Sunday, 26 March 2017

Jewel of the Woods 25th March 2017


A cold wind blew today but it was impossible to feel downbeat as the sun was shining from an unsullied blue sky. To avoid the worst of the wind I went to some woods near to me that were a mixture of dark green conifers and bare limbed, deciduous trees. The sunlight shone bright and strong from on high, creating ripples of light on the floor of the wood as it permeated through the green fronds of the conifers and the skeletal boughs and twigs of the deciduous trees. A lemon yellow Brimstone flew in a fast, flickering flight, threading its way through the tree trunks and passed across the bare, earthen brown and occasionally green brambled  floor of the wood. Looking up through the trees the intense blue of the sky showed as irregular patches of bright colour in the spaces between the wind disturbed tree tops and the sun's intensity created a hard white light that caused me to shade my eyes,

This morning it was as though the heart and hidden recesses of the wood that had remained dormant through the dark of Winter were now being laid open by the streaming rays of the sun welcoming Spring, and the chilling wind was banished to the very tops of the trees. It was consequently quiet and undisturbed beneath the trees and only the sound of invisible birds came to me from high above in the tree tops. On a corner of a green ride where the grass was bejewelled with the star like shiny yellow flowers of celandines, the sound of finches came from some large Alders, their upper reaches heavy laden with a confused jumble of tangled twigs and small knobbled cones. Staring upwards I could at first see nothing, as the finches were tiny and hidden in the tangle of cones but every so often a bird would flutter to another branch, changing its position and as it did so betray its presence.

Looking up in the binoculars I would find it and almost certainly I would then find its companions all busily feeding on the seeds of the cones. Lesser Redpolls, Siskins and Goldfinches were amicably sharing the tree tops keeping up a constant conversational twittering in the case of the Goldfinches whilst the Siskins communicated with that melancholic whistle of theirs and the Lesser Redpolls responded with a dry rattling trill. Each call distinctive and making it un-necessary to see the bird if one knew the various calls.

I moved onwards and the faint, high, sibilant calls of a pair of Goldcrests came to me from the conifers. Tiny, dull moss green and grey buff birds with a gash of golden yellow on the crown in the case of the male and plain yellow for the female. Their song and calls are of such a high register that they are often impossible to hear after we reach a certain age but although I am a fair way beyond the age when it is considered beyond my powers, I can thankfully still hear them. There were today, however, two very similar songs coming from the trees and to my delight I realised that the other song was that of a Firecrest.

It took some time to find it, as it is no easy task seeking a bird less than the size of my thumb in the dense spiky green needles of the conifers and I only located it when it flitted from a dark recess of the conifer onto an isolated hanging branch of needles. 
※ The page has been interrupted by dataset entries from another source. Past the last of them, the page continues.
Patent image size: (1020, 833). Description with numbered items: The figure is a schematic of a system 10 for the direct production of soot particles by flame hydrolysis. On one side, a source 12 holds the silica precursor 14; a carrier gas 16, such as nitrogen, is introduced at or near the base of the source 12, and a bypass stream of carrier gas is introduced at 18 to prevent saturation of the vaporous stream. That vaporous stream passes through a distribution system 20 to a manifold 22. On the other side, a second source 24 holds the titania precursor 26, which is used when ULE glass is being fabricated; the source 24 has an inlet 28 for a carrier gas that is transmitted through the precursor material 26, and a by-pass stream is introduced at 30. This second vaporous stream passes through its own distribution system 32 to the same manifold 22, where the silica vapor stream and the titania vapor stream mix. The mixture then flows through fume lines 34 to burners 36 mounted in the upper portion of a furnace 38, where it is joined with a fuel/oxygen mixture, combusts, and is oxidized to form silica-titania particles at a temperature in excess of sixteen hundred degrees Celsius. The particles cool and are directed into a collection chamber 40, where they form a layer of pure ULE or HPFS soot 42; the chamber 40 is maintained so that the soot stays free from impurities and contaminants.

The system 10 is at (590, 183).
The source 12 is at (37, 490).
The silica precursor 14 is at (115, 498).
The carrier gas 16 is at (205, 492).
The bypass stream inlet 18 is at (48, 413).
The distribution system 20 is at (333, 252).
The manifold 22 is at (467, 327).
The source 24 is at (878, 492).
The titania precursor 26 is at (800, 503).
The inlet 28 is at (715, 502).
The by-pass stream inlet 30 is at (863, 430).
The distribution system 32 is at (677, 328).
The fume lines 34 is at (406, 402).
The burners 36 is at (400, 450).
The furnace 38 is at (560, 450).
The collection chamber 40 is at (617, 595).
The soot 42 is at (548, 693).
Often one only sees Goldcrests and Firecrests for the briefest moment, as minute silhouettes against the light or as tiny scraps of life easily mistaken for a falling leaf as they  move high up from one tree to drop lower to another but occasionally they will come very low in their quest for food and can be seen at head height and, exceptionally, even lower in the bramble leaves that grow under some of the trees here.


They are constantly on the move, never ever still, as they endlessly and diligently search every leaf and conifer frond for food to sustain their hyperactive life. Today I was very fortunate as a pair of Firecrests gradually  came lower and lower until they were just above my head and flitted around on some bare twigs before one descended almost to the ground, hunting through some bramble leaves growing around the base of a tree trunk.


Firecrests are beautiful, in fact they are breathtakingly beautiful. Similar to a Goldcrest in size but there the similarity ends as although the patterning of the two species is superficially the same the overall colouring of the Firecrest is so much more intense, with the green on their back suffused with golden bronze and unlike the plain faced Goldcrest, the Firecrest's face has a strikingly smart combination of white above and below the eye with a black stripe running through the eye, and possessing a black crown in the centre of which is a crest that really is on fire, being bright orange yellow with a centre of burning red only revealed in display. They are the crown jewel of any wood they inhabit. Always eagerly sought after and like any elusive bird, they require dedication, a considerable amount of luck and some perseverance to see them well.


Today I found my feathered jewel and although I could not keep it at least I managed to capture it on camera and so keep the memory alive.